They plan to gather feedback, submit a paper to the govt-appointed council

by Jeremy Au Yong, Straits Times, 27 Nov 2007

WORRIED that a study on new media would be too focused on expert views, bloggers are getting together to make themselves heard.

Bloggers from two popular websites – yawningbread.org and theonlinecitizen.com – are calling for a meeting of Web ‘practitioners’ to gather feedback on how the Web should be regulated.

Notices posted on both sites say this of the government-linked study: ‘So far, those being consulted appear to be the elite – the experts.

‘There is a need for ordinary bloggers – and filmmakers who intend to put video material on the Internet – to get together and organise a submission to the relevant bodies, putting across the perspective of practitioners.’

Their plan is to have a small meeting of 20 to 25 bloggers on Dec 4 at The Substation in Armenian Street.

The study that triggered this move is conducted by the Advisory Council on the Impact of New Media on Society, or Aims.

The council was appointed by the Government in April to study the social, ethical, legal and regulatory impact of interactive and digital media.

Aims is still gathering information for a report that is due for release for public consultation in the first half of next year.
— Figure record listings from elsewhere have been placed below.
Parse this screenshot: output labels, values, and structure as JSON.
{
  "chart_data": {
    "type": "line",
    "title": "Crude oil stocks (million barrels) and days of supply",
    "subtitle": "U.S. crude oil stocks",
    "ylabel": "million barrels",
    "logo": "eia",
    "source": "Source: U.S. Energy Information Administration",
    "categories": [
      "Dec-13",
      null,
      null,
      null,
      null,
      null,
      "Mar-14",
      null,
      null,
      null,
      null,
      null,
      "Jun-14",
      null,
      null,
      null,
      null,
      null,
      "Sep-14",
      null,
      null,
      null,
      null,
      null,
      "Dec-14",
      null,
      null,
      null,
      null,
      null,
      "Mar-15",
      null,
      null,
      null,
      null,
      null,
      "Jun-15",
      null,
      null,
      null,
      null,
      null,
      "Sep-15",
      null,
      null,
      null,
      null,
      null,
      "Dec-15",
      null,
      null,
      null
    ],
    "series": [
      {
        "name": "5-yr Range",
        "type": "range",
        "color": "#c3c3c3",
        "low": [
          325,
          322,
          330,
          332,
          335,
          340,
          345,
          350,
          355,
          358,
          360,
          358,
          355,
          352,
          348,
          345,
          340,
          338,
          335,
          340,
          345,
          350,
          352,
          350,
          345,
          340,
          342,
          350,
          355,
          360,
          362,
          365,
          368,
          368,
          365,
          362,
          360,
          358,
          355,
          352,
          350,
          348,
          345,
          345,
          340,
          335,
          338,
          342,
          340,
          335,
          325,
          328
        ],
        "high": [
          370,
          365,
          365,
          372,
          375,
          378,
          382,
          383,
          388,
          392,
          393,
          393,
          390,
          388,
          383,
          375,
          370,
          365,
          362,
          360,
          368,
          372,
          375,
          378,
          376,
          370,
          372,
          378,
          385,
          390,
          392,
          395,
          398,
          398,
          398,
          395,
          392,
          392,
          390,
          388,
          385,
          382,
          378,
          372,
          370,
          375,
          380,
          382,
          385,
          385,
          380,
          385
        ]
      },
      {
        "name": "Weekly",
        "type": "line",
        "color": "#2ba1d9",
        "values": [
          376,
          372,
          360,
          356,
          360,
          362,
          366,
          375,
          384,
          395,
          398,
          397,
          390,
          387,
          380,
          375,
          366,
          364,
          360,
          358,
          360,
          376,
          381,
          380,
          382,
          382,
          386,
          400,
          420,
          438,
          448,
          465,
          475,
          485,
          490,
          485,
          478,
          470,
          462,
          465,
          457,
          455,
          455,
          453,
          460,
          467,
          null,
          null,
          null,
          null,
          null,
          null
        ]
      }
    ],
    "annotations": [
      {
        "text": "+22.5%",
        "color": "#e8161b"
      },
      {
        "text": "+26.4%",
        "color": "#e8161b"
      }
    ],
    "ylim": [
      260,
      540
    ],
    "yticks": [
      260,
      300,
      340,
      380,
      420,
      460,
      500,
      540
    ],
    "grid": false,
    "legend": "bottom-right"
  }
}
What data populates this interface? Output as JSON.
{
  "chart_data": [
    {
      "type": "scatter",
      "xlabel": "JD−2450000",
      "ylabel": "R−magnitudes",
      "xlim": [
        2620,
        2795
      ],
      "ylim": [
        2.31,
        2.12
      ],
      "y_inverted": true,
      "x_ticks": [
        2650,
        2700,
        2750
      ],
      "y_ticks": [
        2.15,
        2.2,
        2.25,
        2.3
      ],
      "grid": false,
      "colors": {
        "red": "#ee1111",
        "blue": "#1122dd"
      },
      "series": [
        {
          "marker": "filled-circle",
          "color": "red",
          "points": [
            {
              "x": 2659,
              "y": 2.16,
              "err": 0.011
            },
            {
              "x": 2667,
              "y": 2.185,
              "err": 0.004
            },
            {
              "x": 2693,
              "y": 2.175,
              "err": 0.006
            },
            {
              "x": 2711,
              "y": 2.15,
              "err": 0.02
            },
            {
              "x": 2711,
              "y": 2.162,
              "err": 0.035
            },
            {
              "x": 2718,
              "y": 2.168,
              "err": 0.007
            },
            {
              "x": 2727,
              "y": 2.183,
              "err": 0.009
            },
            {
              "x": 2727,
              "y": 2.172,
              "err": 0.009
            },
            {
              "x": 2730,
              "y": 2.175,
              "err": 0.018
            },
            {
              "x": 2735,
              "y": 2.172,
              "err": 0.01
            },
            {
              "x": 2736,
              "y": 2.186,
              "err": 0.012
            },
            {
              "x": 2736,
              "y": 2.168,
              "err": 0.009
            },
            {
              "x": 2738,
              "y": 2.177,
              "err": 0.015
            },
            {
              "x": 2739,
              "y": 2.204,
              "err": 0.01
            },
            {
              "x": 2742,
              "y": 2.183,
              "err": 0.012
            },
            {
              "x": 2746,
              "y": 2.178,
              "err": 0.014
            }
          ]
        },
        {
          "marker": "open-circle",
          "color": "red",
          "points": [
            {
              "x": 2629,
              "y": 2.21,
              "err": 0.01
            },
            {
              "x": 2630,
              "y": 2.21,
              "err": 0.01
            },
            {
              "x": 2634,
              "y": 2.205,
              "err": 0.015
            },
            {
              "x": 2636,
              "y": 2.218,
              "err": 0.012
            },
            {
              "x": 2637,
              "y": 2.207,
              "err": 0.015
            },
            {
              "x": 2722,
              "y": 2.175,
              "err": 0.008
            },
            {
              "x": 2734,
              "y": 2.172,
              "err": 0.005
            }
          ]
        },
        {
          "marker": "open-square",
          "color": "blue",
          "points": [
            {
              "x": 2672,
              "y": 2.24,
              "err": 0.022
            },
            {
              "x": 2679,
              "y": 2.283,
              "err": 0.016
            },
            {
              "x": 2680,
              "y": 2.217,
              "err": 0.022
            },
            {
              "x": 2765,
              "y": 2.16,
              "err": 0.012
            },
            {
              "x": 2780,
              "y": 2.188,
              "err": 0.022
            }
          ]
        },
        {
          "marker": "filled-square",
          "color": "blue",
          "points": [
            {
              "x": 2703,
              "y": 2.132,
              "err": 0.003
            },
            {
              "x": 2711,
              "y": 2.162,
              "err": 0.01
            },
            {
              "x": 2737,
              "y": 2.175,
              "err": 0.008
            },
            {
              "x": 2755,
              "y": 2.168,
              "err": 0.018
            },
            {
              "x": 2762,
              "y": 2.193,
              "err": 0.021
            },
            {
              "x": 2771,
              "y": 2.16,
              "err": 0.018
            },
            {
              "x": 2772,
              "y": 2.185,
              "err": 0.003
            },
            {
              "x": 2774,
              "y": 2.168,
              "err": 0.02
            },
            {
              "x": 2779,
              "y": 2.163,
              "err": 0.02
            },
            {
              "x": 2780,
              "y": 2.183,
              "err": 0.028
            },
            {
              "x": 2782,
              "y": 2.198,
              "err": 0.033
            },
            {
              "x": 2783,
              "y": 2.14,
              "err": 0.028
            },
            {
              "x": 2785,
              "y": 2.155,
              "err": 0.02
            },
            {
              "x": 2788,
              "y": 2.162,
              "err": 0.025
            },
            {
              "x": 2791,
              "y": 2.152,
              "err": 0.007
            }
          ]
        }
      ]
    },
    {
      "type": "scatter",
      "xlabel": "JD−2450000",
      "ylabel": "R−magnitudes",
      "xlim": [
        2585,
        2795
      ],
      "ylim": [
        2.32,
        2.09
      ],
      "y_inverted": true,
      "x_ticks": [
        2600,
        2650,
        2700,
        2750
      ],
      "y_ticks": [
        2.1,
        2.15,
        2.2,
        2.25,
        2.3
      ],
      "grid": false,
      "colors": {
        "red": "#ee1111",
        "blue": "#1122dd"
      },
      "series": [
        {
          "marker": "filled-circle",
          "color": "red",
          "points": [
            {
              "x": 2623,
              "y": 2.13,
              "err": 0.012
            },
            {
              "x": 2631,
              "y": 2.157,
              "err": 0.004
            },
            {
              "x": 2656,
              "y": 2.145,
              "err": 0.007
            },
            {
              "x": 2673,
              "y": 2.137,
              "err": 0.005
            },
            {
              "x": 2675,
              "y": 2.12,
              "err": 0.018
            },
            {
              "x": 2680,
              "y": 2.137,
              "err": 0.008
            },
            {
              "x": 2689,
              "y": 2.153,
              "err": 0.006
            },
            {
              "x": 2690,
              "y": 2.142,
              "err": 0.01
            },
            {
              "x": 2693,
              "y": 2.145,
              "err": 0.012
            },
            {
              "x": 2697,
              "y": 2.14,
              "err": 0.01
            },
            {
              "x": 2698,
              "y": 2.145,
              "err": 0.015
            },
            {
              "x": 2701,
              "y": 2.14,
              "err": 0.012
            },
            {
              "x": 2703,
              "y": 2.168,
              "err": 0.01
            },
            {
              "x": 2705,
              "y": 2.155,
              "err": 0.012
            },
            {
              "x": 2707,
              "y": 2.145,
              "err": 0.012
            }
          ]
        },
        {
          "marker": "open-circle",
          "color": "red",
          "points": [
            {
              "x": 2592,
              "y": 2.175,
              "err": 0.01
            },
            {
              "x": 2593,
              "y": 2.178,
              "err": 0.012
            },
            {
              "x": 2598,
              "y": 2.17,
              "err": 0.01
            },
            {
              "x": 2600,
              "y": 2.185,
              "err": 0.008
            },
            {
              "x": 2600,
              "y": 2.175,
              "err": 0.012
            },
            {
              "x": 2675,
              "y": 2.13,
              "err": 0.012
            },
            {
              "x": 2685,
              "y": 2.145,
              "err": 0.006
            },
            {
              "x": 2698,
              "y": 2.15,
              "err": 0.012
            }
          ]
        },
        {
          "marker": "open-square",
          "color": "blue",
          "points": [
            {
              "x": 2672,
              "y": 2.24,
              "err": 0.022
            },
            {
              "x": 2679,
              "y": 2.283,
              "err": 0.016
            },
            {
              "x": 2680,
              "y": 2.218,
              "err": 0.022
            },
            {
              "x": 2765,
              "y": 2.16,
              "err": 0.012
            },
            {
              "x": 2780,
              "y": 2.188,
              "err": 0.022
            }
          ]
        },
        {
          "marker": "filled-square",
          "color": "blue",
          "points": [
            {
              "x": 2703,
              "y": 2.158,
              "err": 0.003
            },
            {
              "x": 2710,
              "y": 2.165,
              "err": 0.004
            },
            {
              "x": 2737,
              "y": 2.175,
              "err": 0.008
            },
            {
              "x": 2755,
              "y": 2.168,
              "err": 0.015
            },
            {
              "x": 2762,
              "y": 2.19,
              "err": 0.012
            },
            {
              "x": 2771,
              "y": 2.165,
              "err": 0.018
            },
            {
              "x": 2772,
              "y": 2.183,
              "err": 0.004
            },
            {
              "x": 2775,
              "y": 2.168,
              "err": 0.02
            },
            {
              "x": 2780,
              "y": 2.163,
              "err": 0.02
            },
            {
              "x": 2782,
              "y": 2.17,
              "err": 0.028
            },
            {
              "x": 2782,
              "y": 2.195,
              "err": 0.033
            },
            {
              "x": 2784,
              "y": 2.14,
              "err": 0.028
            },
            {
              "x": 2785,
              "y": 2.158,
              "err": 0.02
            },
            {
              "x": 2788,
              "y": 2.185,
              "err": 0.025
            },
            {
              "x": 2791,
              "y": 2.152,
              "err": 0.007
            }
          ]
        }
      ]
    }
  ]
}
As such, the conclusions are still up in the air.

Although Aims has invited some bloggers for roundtable discussions, it is not enough for bloggers like Mr Choo Zheng Xi, a law undergraduate at the National University of Singapore.
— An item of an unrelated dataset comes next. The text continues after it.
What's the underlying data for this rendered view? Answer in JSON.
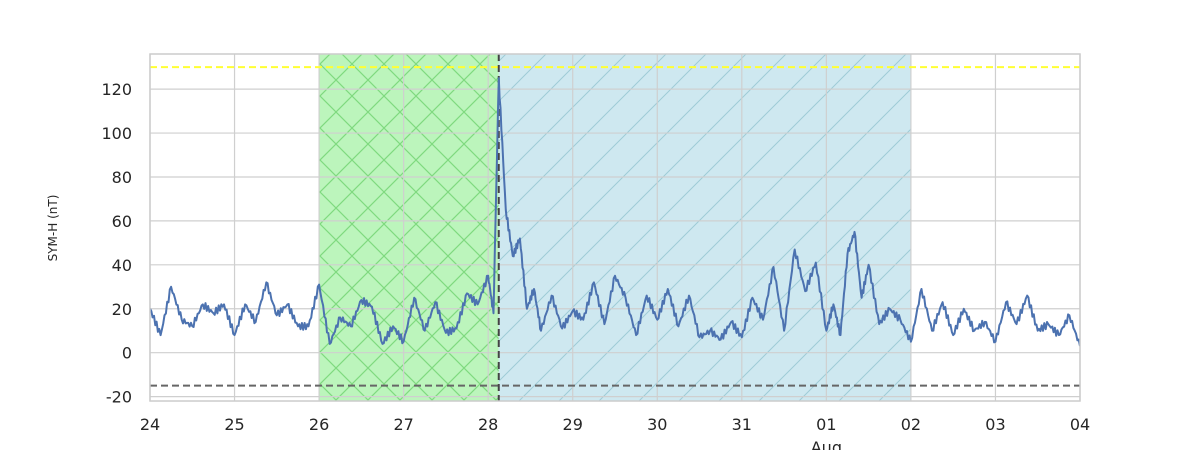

Said the 21-year-old who owns theonlinecitizen.com: ‘We thought a submission paper would be more impactful than five or six bloggers sitting with a whole lot of other people.

‘This is bloggers stepping up to bat. We want to take the lead in crafting the direction legislation will take. We don’t want to just provide feedback.’

Mr Alex Au, who runs yawningbread.org agreed, added that while Aims was the trigger for the meeting, it will not be the sole focus.

‘I don’t want to narrow it down. People may want to submit their feedback to other bodies or even get another parliamentary petition.’

Media researcher Tan Tarn How of the Institute of Policy Studies, who has been invited to the bloggers’ meeting, said the move is a win-win proposition.

‘A written submission, which will be debated by the public and blogged about will make the process of the study more informed and extensive.

‘For the bloggers, it’s useful to put out their views like this, as it is unfiltered.’

On the part of the council, chairman Cheong Yip Seng welcomed input from the meeting and stressed that Aims ‘intends to seek input from a wide cross-section of society, not just experts’.

He said: ‘We will be happy to consider submissions from anyone who believes he can help the development of interactive digital media and at the same time manage its ill-effects.’